The new leasing plan forms part of IKEA’s growing focus on a circular economy and aiming to eliminate waste by selling products that can instead be repaired, recycled or resold. A furniture exchange program is already running in its Edinburgh store, with a trial scheme set to begin in Glasgow by end of June 2019.
Customers will be encouraged to bring their used IKEA furniture to the store so that it can be rehomed, either through bargain counter selling or by donation to charity. Customers will receive a monetary voucher based on a percentage of the original price in return, depending on the condition of the product.
Focusing on a sustainable future through renting
An IKEA spokesperson said, “We see big potential in inspiring and enabling consumers to play an active role in making the circular economy a reality, and we can facilitate that by developing new business models in relation to how they acquire, care for and pass on products.”
“In certain markets, such as Switzerland, we’re exploring and testing potential solutions, designing relevant offers and then testing them with customers. However nothing is up and running at the moment.”
Inter IKEA chief executive Torbjorn Loof said: “You could say leasing is another way of financing a kitchen.”
“When this circular model is up and running, we have a much bigger interest in not just selling a product but seeing what happens with it and that the consumer takes care of it.”
IKEA’s most sustainable store is in Greenwich, UK
This month IKEA also opened its most sustainable UK store in Greenwich, London. The building design includes solar panels, rainwater-harvesting capabilities, geothermal heating and 100% LED lighting. The store also has a Learning Lab and a community garden.
The lab presents “a dedicated space for customers, partners and the local community to explore prolonging the life of products, up-cycling, reducing waste and growing their own food.”
The Greenwich store aims to achieve 100% renewable energy and its working towards an outstanding BREEAM (Building Research Establishment Environmental Assessment Method) accreditation.
IKEA UK & Ireland sustainability manager Hege Sæbjørnsen said, “Sustainability is at the heart of everything we do at IKEA and moving to a circular economy is essential if we are to continue to meet people’s needs and dreams while staying within the limits of the planet.”
“IKEA Greenwich is a leading example of circular retail in London and reflects our commitment to make sustainable lifestyles easy and affordable, while also supporting customers to re-use, recycle or refresh their products.”

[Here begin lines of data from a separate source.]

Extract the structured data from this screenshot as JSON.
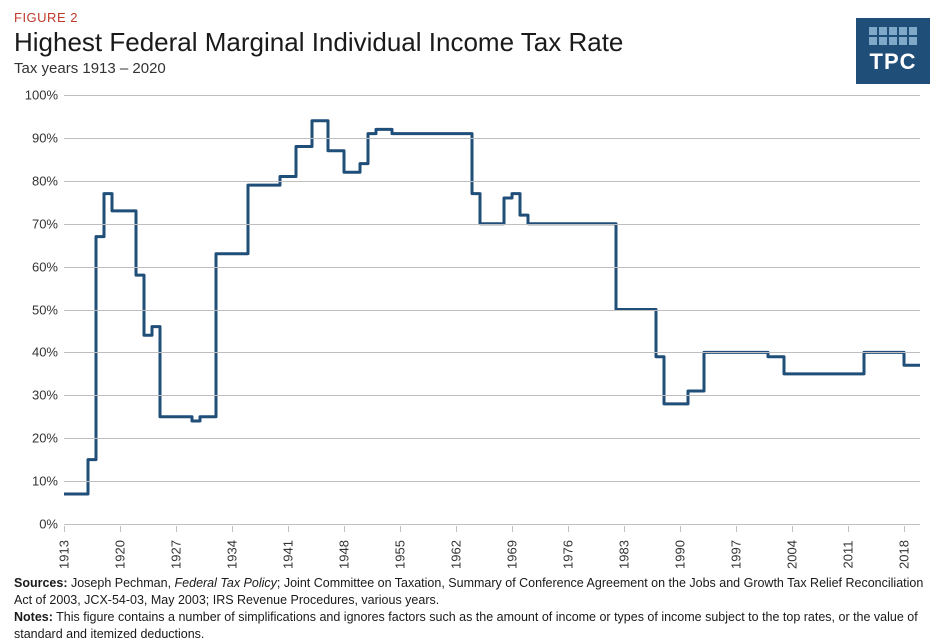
{
  "header": {
    "figure_label": "FIGURE 2",
    "title": "Highest Federal Marginal Individual Income Tax Rate",
    "subtitle": "Tax years 1913 – 2020",
    "logo_text": "TPC",
    "logo_bg": "#1f4e79",
    "logo_cell": "#7fa8c9"
  },
  "chart": {
    "type": "line",
    "background_color": "#ffffff",
    "grid_color": "#bfbfbf",
    "line_color": "#1f4e79",
    "line_width": 3,
    "xlim": [
      1913,
      2020
    ],
    "ylim": [
      0,
      100
    ],
    "ytick_step": 10,
    "y_ticks": [
      0,
      10,
      20,
      30,
      40,
      50,
      60,
      70,
      80,
      90,
      100
    ],
    "y_tick_labels": [
      "0%",
      "10%",
      "20%",
      "30%",
      "40%",
      "50%",
      "60%",
      "70%",
      "80%",
      "90%",
      "100%"
    ],
    "x_ticks": [
      1913,
      1920,
      1927,
      1934,
      1941,
      1948,
      1955,
      1962,
      1969,
      1976,
      1983,
      1990,
      1997,
      2004,
      2011,
      2018
    ],
    "x_tick_labels": [
      "1913",
      "1920",
      "1927",
      "1934",
      "1941",
      "1948",
      "1955",
      "1962",
      "1969",
      "1976",
      "1983",
      "1990",
      "1997",
      "2004",
      "2011",
      "2018"
    ],
    "label_fontsize": 13,
    "label_color": "#333333",
    "series": {
      "years": [
        1913,
        1914,
        1915,
        1916,
        1917,
        1918,
        1919,
        1920,
        1921,
        1922,
        1923,
        1924,
        1925,
        1926,
        1927,
        1928,
        1929,
        1930,
        1931,
        1932,
        1933,
        1934,
        1935,
        1936,
        1937,
        1938,
        1939,
        1940,
        1941,
        1942,
        1943,
        1944,
        1945,
        1946,
        1947,
        1948,
        1949,
        1950,
        1951,
        1952,
        1953,
        1954,
        1955,
        1956,
        1957,
        1958,
        1959,
        1960,
        1961,
        1962,
        1963,
        1964,
        1965,
        1966,
        1967,
        1968,
        1969,
        1970,
        1971,
        1972,
        1973,
        1974,
        1975,
        1976,
        1977,
        1978,
        1979,
        1980,
        1981,
        1982,
        1983,
        1984,
        1985,
        1986,
        1987,
        1988,
        1989,
        1990,
        1991,
        1992,
        1993,
        1994,
        1995,
        1996,
        1997,
        1998,
        1999,
        2000,
        2001,
        2002,
        2003,
        2004,
        2005,
        2006,
        2007,
        2008,
        2009,
        2010,
        2011,
        2012,
        2013,
        2014,
        2015,
        2016,
        2017,
        2018,
        2019,
        2020
      ],
      "values": [
        7,
        7,
        7,
        15,
        67,
        77,
        73,
        73,
        73,
        58,
        44,
        46,
        25,
        25,
        25,
        25,
        24,
        25,
        25,
        63,
        63,
        63,
        63,
        79,
        79,
        79,
        79,
        81,
        81,
        88,
        88,
        94,
        94,
        87,
        87,
        82,
        82,
        84,
        91,
        92,
        92,
        91,
        91,
        91,
        91,
        91,
        91,
        91,
        91,
        91,
        91,
        77,
        70,
        70,
        70,
        76,
        77,
        72,
        70,
        70,
        70,
        70,
        70,
        70,
        70,
        70,
        70,
        70,
        70,
        50,
        50,
        50,
        50,
        50,
        39,
        28,
        28,
        28,
        31,
        31,
        40,
        40,
        40,
        40,
        40,
        40,
        40,
        40,
        39,
        39,
        35,
        35,
        35,
        35,
        35,
        35,
        35,
        35,
        35,
        35,
        40,
        40,
        40,
        40,
        40,
        37,
        37,
        37
      ]
    }
  },
  "notes": {
    "sources_label": "Sources:",
    "sources_text_parts": [
      "Joseph Pechman, ",
      "Federal Tax Policy",
      "; Joint Committee on Taxation, Summary of Conference Agreement on the Jobs and Growth Tax Relief Reconciliation Act of 2003, JCX-54-03, May 2003; IRS Revenue Procedures, various years."
    ],
    "notes_label": "Notes:",
    "notes_text": "This figure contains a number of simplifications and ignores factors such as the amount of income or types of income subject to the top rates, or the value of standard and itemized deductions."
  }
}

Repair before throwing away
A further new IKEA initiative is to place recovery teams into every store. These teams will be responsible for repairing and re-packing products that have been damaged in transit, allowing them to be sold rather than going to waste.

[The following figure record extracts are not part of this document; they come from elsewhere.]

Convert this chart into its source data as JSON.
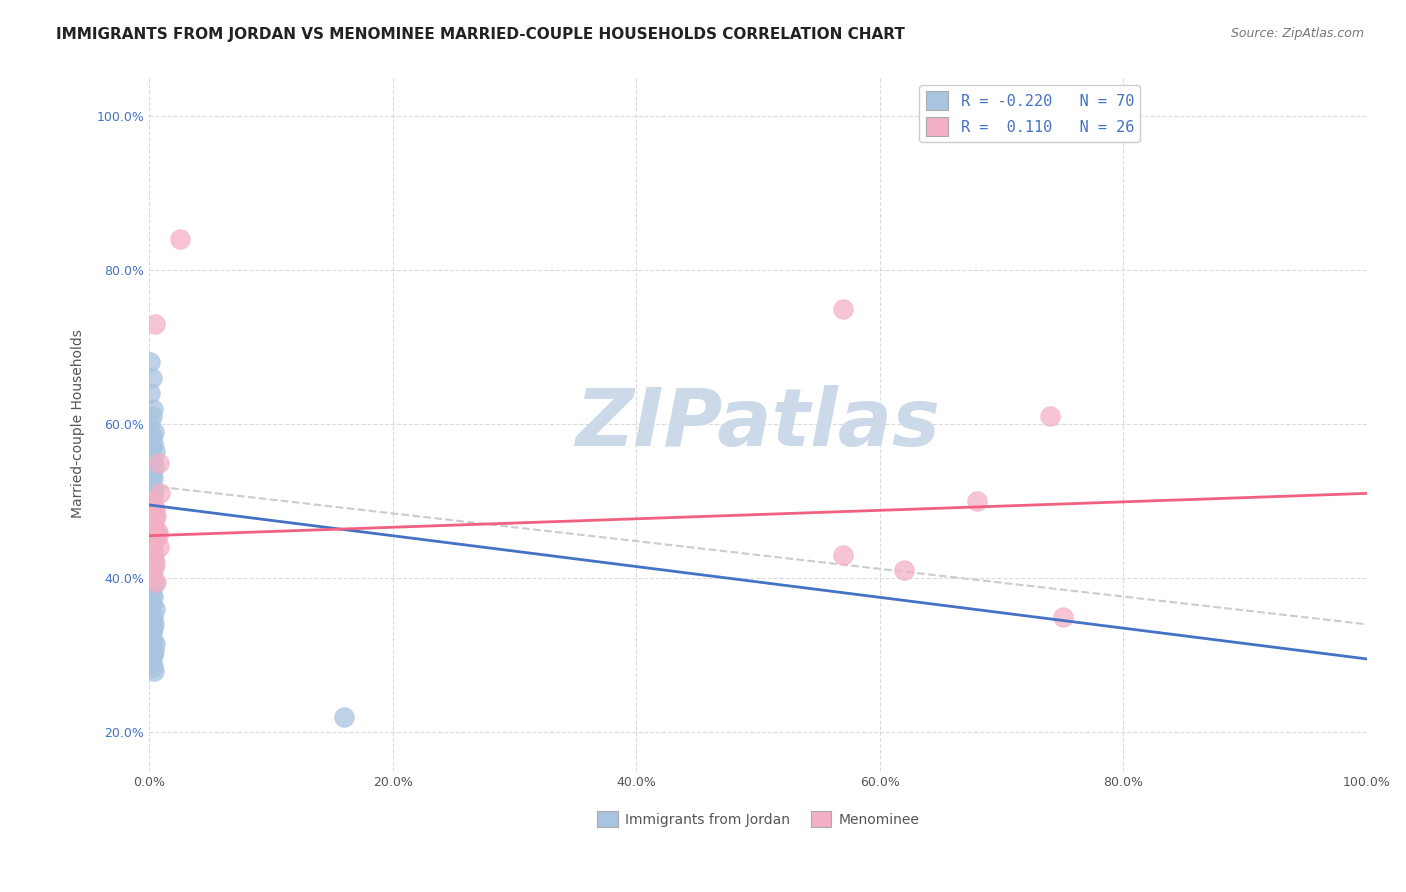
{
  "title": "IMMIGRANTS FROM JORDAN VS MENOMINEE MARRIED-COUPLE HOUSEHOLDS CORRELATION CHART",
  "source": "Source: ZipAtlas.com",
  "ylabel": "Married-couple Households",
  "legend_label1": "R = -0.220   N = 70",
  "legend_label2": "R =  0.110   N = 26",
  "legend_bottom_label1": "Immigrants from Jordan",
  "legend_bottom_label2": "Menominee",
  "blue_scatter_x": [
    0.1,
    0.2,
    0.1,
    0.3,
    0.2,
    0.1,
    0.4,
    0.2,
    0.1,
    0.3,
    0.2,
    0.5,
    0.1,
    0.3,
    0.2,
    0.4,
    0.1,
    0.2,
    0.3,
    0.1,
    0.2,
    0.4,
    0.3,
    0.1,
    0.2,
    0.3,
    0.1,
    0.2,
    0.5,
    0.1,
    0.2,
    0.3,
    0.4,
    0.1,
    0.2,
    0.3,
    0.1,
    0.2,
    0.3,
    0.4,
    0.1,
    0.2,
    0.3,
    0.1,
    0.2,
    0.4,
    0.3,
    0.1,
    0.2,
    0.3,
    0.1,
    0.2,
    0.5,
    0.1,
    0.3,
    0.2,
    0.4,
    0.3,
    0.2,
    0.1,
    0.3,
    0.5,
    0.2,
    0.4,
    0.3,
    0.1,
    0.2,
    0.3,
    0.4,
    16.0
  ],
  "blue_scatter_y": [
    68.0,
    66.0,
    64.0,
    62.0,
    61.0,
    60.0,
    59.0,
    58.5,
    58.0,
    57.5,
    57.0,
    56.5,
    56.0,
    55.5,
    55.0,
    54.5,
    54.0,
    53.5,
    53.0,
    52.5,
    52.0,
    51.5,
    51.0,
    50.5,
    50.0,
    49.5,
    49.0,
    48.5,
    48.0,
    47.5,
    47.0,
    46.5,
    46.0,
    45.5,
    45.0,
    44.5,
    44.0,
    43.5,
    43.0,
    42.5,
    42.0,
    41.5,
    41.0,
    40.5,
    40.0,
    39.5,
    39.0,
    38.5,
    38.0,
    37.5,
    37.0,
    36.5,
    36.0,
    35.5,
    35.0,
    34.5,
    34.0,
    33.5,
    33.0,
    32.5,
    32.0,
    31.5,
    31.0,
    30.5,
    30.0,
    29.5,
    29.0,
    28.5,
    28.0,
    22.0
  ],
  "pink_scatter_x": [
    2.5,
    0.5,
    0.8,
    0.4,
    0.9,
    0.6,
    0.4,
    0.7,
    0.5,
    57.0,
    57.0,
    62.0,
    68.0,
    74.0,
    75.0,
    0.3,
    0.5,
    0.4,
    0.6,
    0.7,
    0.8,
    0.3,
    0.5,
    0.4,
    0.2,
    0.6
  ],
  "pink_scatter_y": [
    84.0,
    73.0,
    55.0,
    49.0,
    51.0,
    48.0,
    46.5,
    46.0,
    45.0,
    75.0,
    43.0,
    41.0,
    50.0,
    61.0,
    35.0,
    50.0,
    49.0,
    47.0,
    46.0,
    45.5,
    44.0,
    43.5,
    42.0,
    41.5,
    40.0,
    39.5
  ],
  "blue_color": "#a8c4e0",
  "pink_color": "#f4b0c4",
  "blue_line_color": "#4472c4",
  "pink_line_color": "#f06080",
  "dashed_line_color": "#cccccc",
  "watermark": "ZIPatlas",
  "watermark_color": "#ccd9e8",
  "grid_color": "#cccccc",
  "bg_color": "#ffffff",
  "title_fontsize": 11,
  "axis_label_fontsize": 10,
  "tick_fontsize": 9,
  "source_fontsize": 9,
  "blue_slope": -0.2,
  "blue_intercept": 49.5,
  "pink_slope": 0.055,
  "pink_intercept": 45.5,
  "dashed_slope": -0.18,
  "dashed_intercept": 52.0,
  "xlim": [
    0,
    100
  ],
  "ylim": [
    15,
    105
  ],
  "x_ticks": [
    0,
    20,
    40,
    60,
    80,
    100
  ],
  "y_ticks": [
    20,
    40,
    60,
    80,
    100
  ]
}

IKEA is also aiming to encourage customers to repair their products before throwing broken items away. To enable this, they have introduced spare parts to their range, handling over one million orders of spare parts in 2019 alone.
Textile recycling for the UK
Two years ago, IKEA began offering textile recycling in its Cardiff store, with Milton Keynes and Greenwich following. In the next few months, this will be rolled out to all UK stores.

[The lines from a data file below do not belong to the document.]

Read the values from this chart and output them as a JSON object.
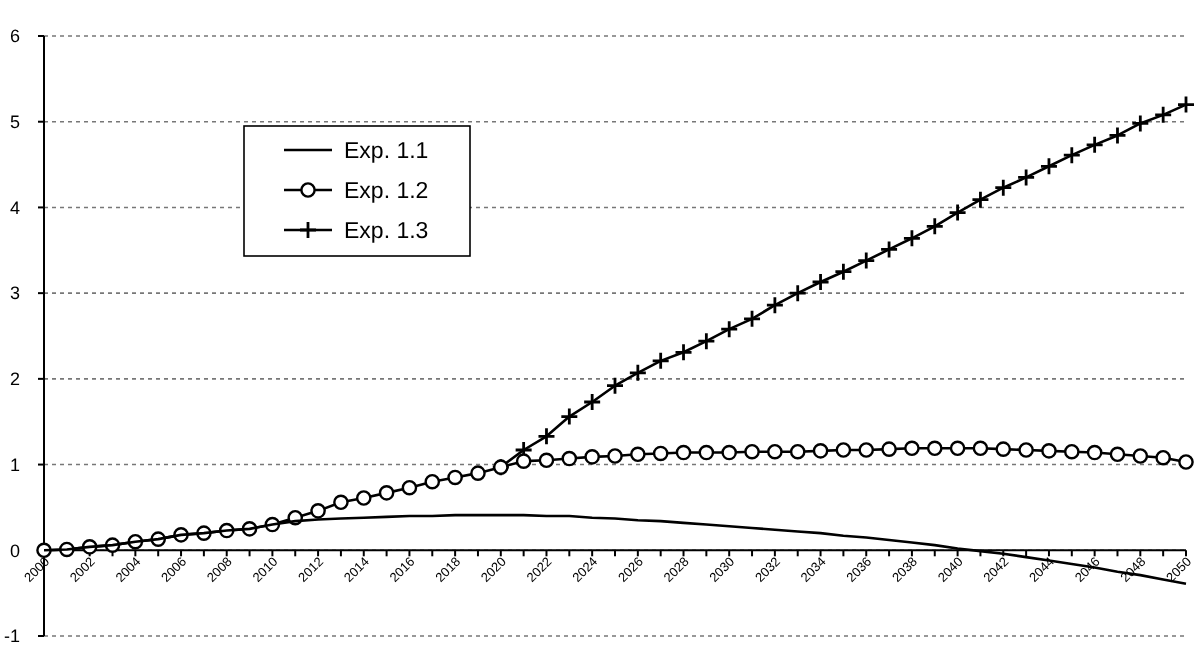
{
  "chart_data": {
    "type": "line",
    "categories": [
      "2000",
      null,
      "2002",
      null,
      "2004",
      null,
      "2006",
      null,
      "2008",
      null,
      "2010",
      null,
      "2012",
      null,
      "2014",
      null,
      "2016",
      null,
      "2018",
      null,
      "2020",
      null,
      "2022",
      null,
      "2024",
      null,
      "2026",
      null,
      "2028",
      null,
      "2030",
      null,
      "2032",
      null,
      "2034",
      null,
      "2036",
      null,
      "2038",
      null,
      "2040",
      null,
      "2042",
      null,
      "2044",
      null,
      "2046",
      null,
      "2048",
      null,
      "2050"
    ],
    "series": [
      {
        "name": "Exp. 1.1",
        "color": "#000000",
        "marker": "none",
        "values": [
          0.0,
          0.01,
          0.04,
          0.06,
          0.1,
          0.13,
          0.18,
          0.2,
          0.23,
          0.25,
          0.3,
          0.34,
          0.36,
          0.37,
          0.38,
          0.39,
          0.4,
          0.4,
          0.41,
          0.41,
          0.41,
          0.41,
          0.4,
          0.4,
          0.38,
          0.37,
          0.35,
          0.34,
          0.32,
          0.3,
          0.28,
          0.26,
          0.24,
          0.22,
          0.2,
          0.17,
          0.15,
          0.12,
          0.09,
          0.06,
          0.02,
          -0.01,
          -0.04,
          -0.08,
          -0.12,
          -0.16,
          -0.2,
          -0.25,
          -0.29,
          -0.34,
          -0.39
        ]
      },
      {
        "name": "Exp. 1.2",
        "color": "#000000",
        "marker": "circle",
        "values": [
          0.0,
          0.01,
          0.04,
          0.06,
          0.1,
          0.13,
          0.18,
          0.2,
          0.23,
          0.25,
          0.3,
          0.38,
          0.46,
          0.56,
          0.61,
          0.67,
          0.73,
          0.8,
          0.85,
          0.9,
          0.97,
          1.04,
          1.05,
          1.07,
          1.09,
          1.1,
          1.12,
          1.13,
          1.14,
          1.14,
          1.14,
          1.15,
          1.15,
          1.15,
          1.16,
          1.17,
          1.17,
          1.18,
          1.19,
          1.19,
          1.19,
          1.19,
          1.18,
          1.17,
          1.16,
          1.15,
          1.14,
          1.12,
          1.1,
          1.08,
          1.03
        ]
      },
      {
        "name": "Exp. 1.3",
        "color": "#000000",
        "marker": "cross",
        "values": [
          null,
          null,
          null,
          null,
          null,
          null,
          null,
          null,
          null,
          null,
          null,
          null,
          null,
          null,
          null,
          null,
          null,
          null,
          null,
          null,
          0.97,
          1.17,
          1.33,
          1.56,
          1.73,
          1.92,
          2.07,
          2.21,
          2.31,
          2.44,
          2.58,
          2.7,
          2.86,
          3.0,
          3.13,
          3.25,
          3.38,
          3.51,
          3.64,
          3.78,
          3.94,
          4.09,
          4.23,
          4.35,
          4.48,
          4.61,
          4.73,
          4.84,
          4.98,
          5.08,
          5.2
        ]
      }
    ],
    "ylim": [
      -1,
      6
    ],
    "yticks": [
      -1,
      0,
      1,
      2,
      3,
      4,
      5,
      6
    ],
    "grid": "y",
    "legend": "top left"
  }
}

Customers will be able to bring old and unwanted textiles, whether IKEA-branded or not, for recycling. Similar to the furniture, textiles will then be re-used or recycled via a local charity partner. The Cardiff venture has so far seen two tons of textiles collected for their local charity partner, the YMCA.
“The circular economy can only be achieved through collaboration. In addition to working with customers to find appealing and accessible solutions that enable them to live more sustainably, we are also partnering with stakeholders to work together and share experiences,” said the brand.